Martin Schweiger Mit seiner Lebensgefährtin und dem gemeinsamen Kleinkind erschien ein 33-Jähriger am Freitag zu seiner Verhandlung im Gerichtssaal des Amtsgerichts Haßfurt. "Sie haben ja Ihre positive Sozialprognose gleich mitgebracht", sagte die Richterin lachend.

Die positive Sozialprognose hatte der Angeklagte auch nötig. Denn am 1. April 2019 wurde er in einer Stadt im Maintal mit rund einem Gramm Haschisch und einer noch geringeren Menge Amphetamin bei einer Polizeikon-trolle erwischt. Trotz der kleinen Menge an Rauschgift drohte ihm Gefängnis.

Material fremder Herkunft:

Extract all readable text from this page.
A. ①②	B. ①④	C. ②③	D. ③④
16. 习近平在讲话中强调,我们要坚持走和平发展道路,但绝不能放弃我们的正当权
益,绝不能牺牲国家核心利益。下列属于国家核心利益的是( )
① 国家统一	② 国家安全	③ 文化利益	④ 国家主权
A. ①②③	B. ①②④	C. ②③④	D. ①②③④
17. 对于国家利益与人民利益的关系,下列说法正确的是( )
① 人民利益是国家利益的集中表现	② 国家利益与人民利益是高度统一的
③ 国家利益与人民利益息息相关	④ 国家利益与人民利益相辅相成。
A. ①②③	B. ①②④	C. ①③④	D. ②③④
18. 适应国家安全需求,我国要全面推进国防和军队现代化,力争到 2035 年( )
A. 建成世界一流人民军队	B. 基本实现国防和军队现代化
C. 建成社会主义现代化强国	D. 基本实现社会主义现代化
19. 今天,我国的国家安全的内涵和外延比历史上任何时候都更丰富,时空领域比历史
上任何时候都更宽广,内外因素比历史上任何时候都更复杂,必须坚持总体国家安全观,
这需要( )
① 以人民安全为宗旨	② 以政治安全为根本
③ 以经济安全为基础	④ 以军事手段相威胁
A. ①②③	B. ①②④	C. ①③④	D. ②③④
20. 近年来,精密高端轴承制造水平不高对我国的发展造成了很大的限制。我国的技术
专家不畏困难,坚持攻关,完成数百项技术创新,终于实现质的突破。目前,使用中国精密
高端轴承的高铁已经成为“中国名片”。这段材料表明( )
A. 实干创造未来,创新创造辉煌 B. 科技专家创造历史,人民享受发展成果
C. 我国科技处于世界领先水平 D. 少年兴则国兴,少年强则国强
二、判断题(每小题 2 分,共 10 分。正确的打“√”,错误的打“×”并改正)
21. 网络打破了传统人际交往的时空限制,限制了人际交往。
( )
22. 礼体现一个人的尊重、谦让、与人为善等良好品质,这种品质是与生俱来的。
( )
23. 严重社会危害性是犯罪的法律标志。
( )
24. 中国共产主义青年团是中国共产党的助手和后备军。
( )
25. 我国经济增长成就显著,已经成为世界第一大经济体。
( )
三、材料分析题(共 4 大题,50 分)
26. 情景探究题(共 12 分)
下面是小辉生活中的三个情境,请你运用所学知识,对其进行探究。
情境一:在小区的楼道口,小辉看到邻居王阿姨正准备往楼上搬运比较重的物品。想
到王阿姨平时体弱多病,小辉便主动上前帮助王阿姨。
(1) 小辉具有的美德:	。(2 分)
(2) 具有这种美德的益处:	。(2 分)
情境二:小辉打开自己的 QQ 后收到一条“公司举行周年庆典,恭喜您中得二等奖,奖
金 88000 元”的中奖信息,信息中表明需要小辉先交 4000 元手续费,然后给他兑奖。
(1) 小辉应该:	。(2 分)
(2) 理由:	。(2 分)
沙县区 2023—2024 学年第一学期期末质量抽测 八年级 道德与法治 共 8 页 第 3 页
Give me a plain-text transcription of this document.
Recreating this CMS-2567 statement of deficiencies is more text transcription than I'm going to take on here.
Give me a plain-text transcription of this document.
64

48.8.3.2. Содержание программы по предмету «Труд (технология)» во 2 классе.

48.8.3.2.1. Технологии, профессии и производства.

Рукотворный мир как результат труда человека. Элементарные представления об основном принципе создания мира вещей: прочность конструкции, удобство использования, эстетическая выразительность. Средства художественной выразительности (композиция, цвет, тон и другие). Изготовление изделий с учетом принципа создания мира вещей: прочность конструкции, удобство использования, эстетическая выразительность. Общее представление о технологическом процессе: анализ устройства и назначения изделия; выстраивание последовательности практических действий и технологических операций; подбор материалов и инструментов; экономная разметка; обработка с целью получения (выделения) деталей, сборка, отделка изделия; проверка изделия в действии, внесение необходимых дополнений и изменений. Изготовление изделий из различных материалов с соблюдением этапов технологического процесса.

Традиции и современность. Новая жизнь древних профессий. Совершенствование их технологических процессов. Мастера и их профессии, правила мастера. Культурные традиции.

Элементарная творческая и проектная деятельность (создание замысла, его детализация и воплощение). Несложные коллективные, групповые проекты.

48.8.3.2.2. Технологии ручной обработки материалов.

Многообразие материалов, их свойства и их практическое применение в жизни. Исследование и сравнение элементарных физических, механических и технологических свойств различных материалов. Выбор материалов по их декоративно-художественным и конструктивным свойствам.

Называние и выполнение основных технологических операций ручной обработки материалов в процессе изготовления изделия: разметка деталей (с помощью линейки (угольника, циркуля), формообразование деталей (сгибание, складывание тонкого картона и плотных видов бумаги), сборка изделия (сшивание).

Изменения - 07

Denn in seinem Sündenregister stehen bereits 16 Einträge, angefangen vom Hausfriedensbruch über Falschaussage sowie Diebstähle, Körperverletzungen bis hin zu Drogendelikten. Gefängniszellen kennt er von innen. Dazu kommt, dass er zum Tatzeitpunkt unter offener Bewährung stand.

Erfolgreiche Therapie

Doch glaubt man dem Angeklagten und seinem Verteidiger, dann hat sich das Blatt im Leben des Angeklagten gewendet. Eine Therapie hat er erfolgreich beendet. Er ist abstinent, steht in Lohn und Brot, hat eine Wohnung mit seiner Lebensgefährtin und nun auch ein gemeinsames Kind - genug für eine positive Sozialprognose. Diese sah der Staatsanwalt gegeben und plädierte daher auf eine Freiheitsstrafe von drei Monaten, die er für vier Jahre zur Bewährung aussetzte. Als Auflage forderte er 75 Stunden gemeinnützige Arbeit sowie regelmäßige Drogen-Screenings.

Die Richterin übernahm in ihrem Urteil die dreimonatige Bewährungsstrafe, verzichtete aber darauf, dem Verurteilten auch noch Sozialstunden aufzubrummen, da er einer geregelten Arbeit nachgeht. Das Urteil ist noch nicht rechtskräftig.